Vicki: It’s called Sacha Lodge. Fabulous place. You travel in a wooden canoe to the lodge, which has thatched roofs, a butterfly house, and decent food. (Editor’s Note: Learn more about the Sacha Lodge, one of our 2011 Stay List properties.)
Which birding companies do you travel with?
Vicki: Field Guides was the first we traveled with and have stuck with them, but there are a lot of good companies; VENT (Victor Emanuel Nature Tours) is good, also Wings and Rockjumper.
Dave: They all are unique. Some people are more cost-conscious and just want a roof and good guides. Field Guides and VENT are the most upscale.
Vicki: And they have more guides, so they can specialize. Before Dave retired, we were locked into his schedule and destinations, so we’d find a local birder online to go with. Sometimes we still do that, like last November in Brazil. The tour was four weeks, but we wanted to see some other regions, so we went on our own for a couple of weeks.
You’re always sending me funny postcards about chiggers and snakes and blizzards. Which one moment stands out that makes it all worth it?
Vicki: I know what you’re going to say, Dave.
Dave: For me it was on a small boat off the South Island in New Zealand. They were throwing chum [fish parts] to bring in the birds. The albatrosses were coming in like crazy– 12, 13 kinds. You could almost touch them. So often with these majestic birds you’re trying to see the albatrosses, but they’re flying high up and you’re on a rolling ship.

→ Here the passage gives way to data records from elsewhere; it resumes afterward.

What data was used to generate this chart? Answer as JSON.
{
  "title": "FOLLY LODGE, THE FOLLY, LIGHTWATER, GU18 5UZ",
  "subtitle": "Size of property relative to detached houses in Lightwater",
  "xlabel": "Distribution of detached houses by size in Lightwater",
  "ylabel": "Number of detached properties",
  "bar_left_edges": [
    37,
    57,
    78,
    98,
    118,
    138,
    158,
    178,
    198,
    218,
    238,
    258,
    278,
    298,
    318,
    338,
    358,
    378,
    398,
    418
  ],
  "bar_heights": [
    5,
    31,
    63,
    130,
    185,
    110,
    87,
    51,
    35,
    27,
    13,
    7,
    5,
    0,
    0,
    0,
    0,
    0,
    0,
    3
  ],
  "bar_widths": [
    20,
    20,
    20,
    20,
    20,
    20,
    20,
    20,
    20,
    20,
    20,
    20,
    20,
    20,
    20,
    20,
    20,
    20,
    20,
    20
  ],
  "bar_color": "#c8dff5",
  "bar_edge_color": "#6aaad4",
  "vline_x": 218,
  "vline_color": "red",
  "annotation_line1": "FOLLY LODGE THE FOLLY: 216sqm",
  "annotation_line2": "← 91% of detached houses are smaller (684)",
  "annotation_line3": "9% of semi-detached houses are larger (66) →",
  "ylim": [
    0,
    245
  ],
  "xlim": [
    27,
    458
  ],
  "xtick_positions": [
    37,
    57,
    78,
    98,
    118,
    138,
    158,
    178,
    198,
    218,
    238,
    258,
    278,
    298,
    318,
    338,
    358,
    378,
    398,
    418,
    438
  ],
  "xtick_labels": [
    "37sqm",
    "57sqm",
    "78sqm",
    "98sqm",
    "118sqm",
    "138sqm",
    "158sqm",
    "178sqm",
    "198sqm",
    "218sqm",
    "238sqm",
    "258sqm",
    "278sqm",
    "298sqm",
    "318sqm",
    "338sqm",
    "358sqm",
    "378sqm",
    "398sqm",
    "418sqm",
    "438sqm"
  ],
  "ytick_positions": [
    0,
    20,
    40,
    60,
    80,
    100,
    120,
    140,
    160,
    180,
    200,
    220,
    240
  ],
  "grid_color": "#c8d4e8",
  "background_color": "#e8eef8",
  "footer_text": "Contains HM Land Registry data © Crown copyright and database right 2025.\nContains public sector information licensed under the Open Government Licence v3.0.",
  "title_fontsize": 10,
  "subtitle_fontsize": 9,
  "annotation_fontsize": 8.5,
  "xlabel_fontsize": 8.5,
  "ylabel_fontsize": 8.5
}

Is that what you expected, Vicki?
Vicki: I thought Dave would say Lake Nakuru in the Rift Valley [Kenya]. Several million flamingos live there and when they fly, they rise like a pink cloud. For me, Iguazú Falls at sunset [Brazil–Argentina–Paraguay]. Some say Iguazú is more than 10 times as wide as Niagara. It’s one of the greatest wonders of the world and we were alone there, the two of us and our guide, watching big swifts come diving down and dart behind the water to get to their nests. It’s an amazing thing to watch.
I’ve seen the Iguazú swifts, but not at sunset and not alone. You make me want to go back – But first, the flamingos!